IN BRIEF
Staff -- Broadcasting & Cable, 7/1/2001 8:00:00 PM
Rate-cut foes
No provision requiring broadcasters to give politicians severely reduced ad time should be included in the House's version of campaign-finance reform, said key members of the House Energy and Commerce Committee last week.
Such language was in the Senate's version of the campaign-finance-reform bill, which was passed in March. Sen. Robert Torricelli (D-N.J.) sponsored the disputed requirements. The House debate is expected to begin after the Fourth of July recess.
Victory victorious
The White House officially has nominated Nancy Victory, a partner at the Washington law firm of Wiley, Rein and Fielding, to be head of the National Information and Telecommunications Administration.
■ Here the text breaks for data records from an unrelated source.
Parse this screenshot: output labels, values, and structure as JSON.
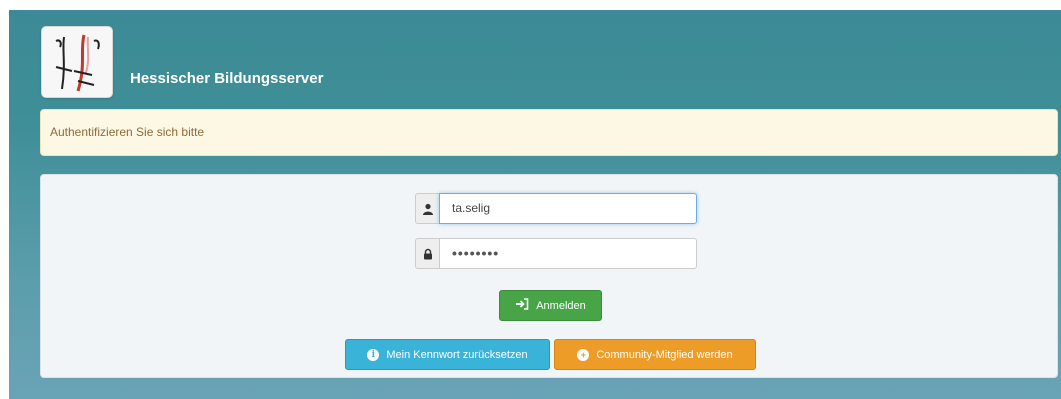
{
  "header": {
    "site_title": "Hessischer Bildungsserver",
    "logo_icon": "hbs-logo-icon"
  },
  "alert": {
    "text": "Authentifizieren Sie sich bitte"
  },
  "login": {
    "username_value": "ta.selig",
    "username_icon": "user-icon",
    "password_value": "••••••••",
    "password_icon": "lock-icon",
    "login_label": "Anmelden",
    "login_icon": "sign-in-icon"
  },
  "actions": {
    "reset_label": "Mein Kennwort zurücksetzen",
    "reset_icon": "info-circle-icon",
    "join_label": "Community-Mitglied werden",
    "join_icon": "plus-circle-icon"
  },
  "colors": {
    "background": "#3f8f98",
    "alert_bg": "#fcf8e3",
    "alert_text": "#8a6d3b",
    "login_button": "#47a447",
    "reset_button": "#39b3d7",
    "join_button": "#ed9c28"
  }
}
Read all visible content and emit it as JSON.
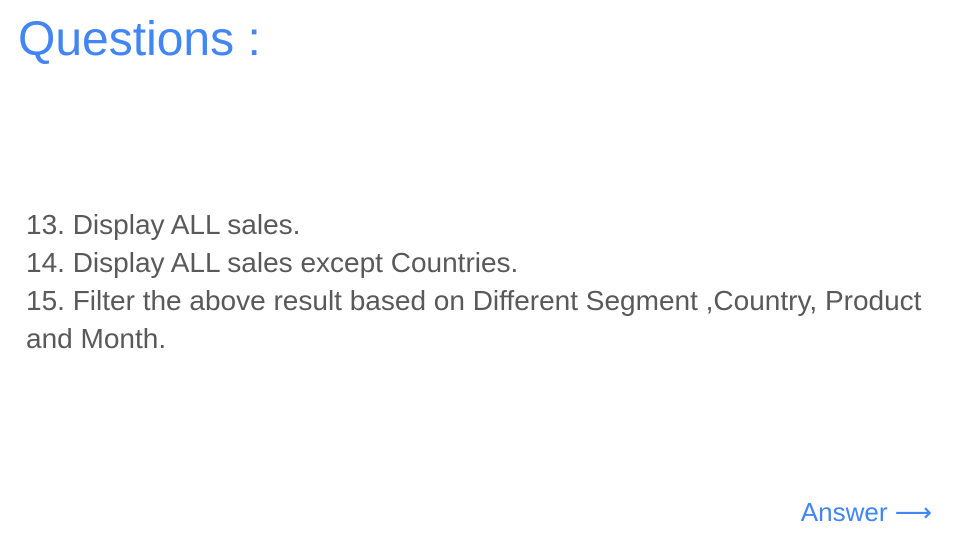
{
  "slide": {
    "title": "Questions :",
    "questions": [
      "13. Display ALL sales.",
      "14. Display ALL sales except Countries.",
      "15. Filter the above result based on Different Segment ,Country, Product and Month."
    ],
    "answer_link": "Answer ⟶"
  },
  "colors": {
    "accent": "#4285f4",
    "body_text": "#595959",
    "background": "#ffffff"
  }
}
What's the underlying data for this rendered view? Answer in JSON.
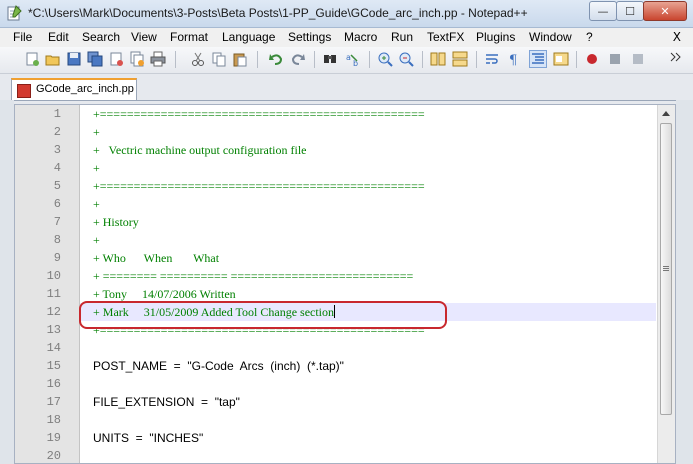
{
  "window": {
    "title": "*C:\\Users\\Mark\\Documents\\3-Posts\\Beta Posts\\1-PP_Guide\\GCode_arc_inch.pp - Notepad++",
    "minimize": "—",
    "maximize": "☐",
    "close": "✕"
  },
  "menu": {
    "items": [
      "File",
      "Edit",
      "Search",
      "View",
      "Format",
      "Language",
      "Settings",
      "Macro",
      "Run",
      "TextFX",
      "Plugins",
      "Window",
      "?"
    ],
    "close_doc": "X"
  },
  "tab": {
    "label": "GCode_arc_inch.pp"
  },
  "editor": {
    "lines": [
      {
        "n": "1",
        "text": "+================================================",
        "kind": "comment"
      },
      {
        "n": "2",
        "text": "+",
        "kind": "comment"
      },
      {
        "n": "3",
        "text": "+   Vectric machine output configuration file",
        "kind": "comment"
      },
      {
        "n": "4",
        "text": "+",
        "kind": "comment"
      },
      {
        "n": "5",
        "text": "+================================================",
        "kind": "comment"
      },
      {
        "n": "6",
        "text": "+",
        "kind": "comment"
      },
      {
        "n": "7",
        "text": "+ History",
        "kind": "comment"
      },
      {
        "n": "8",
        "text": "+",
        "kind": "comment"
      },
      {
        "n": "9",
        "text": "+ Who      When       What",
        "kind": "comment"
      },
      {
        "n": "10",
        "text": "+ ======== ========== ===========================",
        "kind": "comment"
      },
      {
        "n": "11",
        "text": "+ Tony     14/07/2006 Written",
        "kind": "comment"
      },
      {
        "n": "12",
        "text": "+ Mark     31/05/2009 Added Tool Change section",
        "kind": "comment"
      },
      {
        "n": "13",
        "text": "+================================================",
        "kind": "comment"
      },
      {
        "n": "14",
        "text": "",
        "kind": "code"
      },
      {
        "n": "15",
        "text": "POST_NAME  =  \"G-Code  Arcs  (inch)  (*.tap)\"",
        "kind": "code"
      },
      {
        "n": "16",
        "text": "",
        "kind": "code"
      },
      {
        "n": "17",
        "text": "FILE_EXTENSION  =  \"tap\"",
        "kind": "code"
      },
      {
        "n": "18",
        "text": "",
        "kind": "code"
      },
      {
        "n": "19",
        "text": "UNITS  =  \"INCHES\"",
        "kind": "code"
      },
      {
        "n": "20",
        "text": "",
        "kind": "code"
      }
    ],
    "current_line": 12
  },
  "colors": {
    "comment": "#008000",
    "highlight_ring": "#c8282e",
    "current_line_bg": "#e8e8ff"
  }
}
She has been with the firm since 1989.
Privacy, please
The government should extend cable-TV privacy protections to new interactive-TV services, some industry critics say. "We need safeguards now before intrusive practices become embedded in our system," said Jeff Chester, executive director of the Center for Digital Democracy, in publicizing the center's study "TV That Watches You."
The report details what industry critics say is cable companies' plan to track viewers' habits once they navigate the two-way communications services in development. The 1984 Cable Act bars operators from sharing personal data without permission, but those protections don't apply online, and the cable industry is fighting their extension to interactive TV.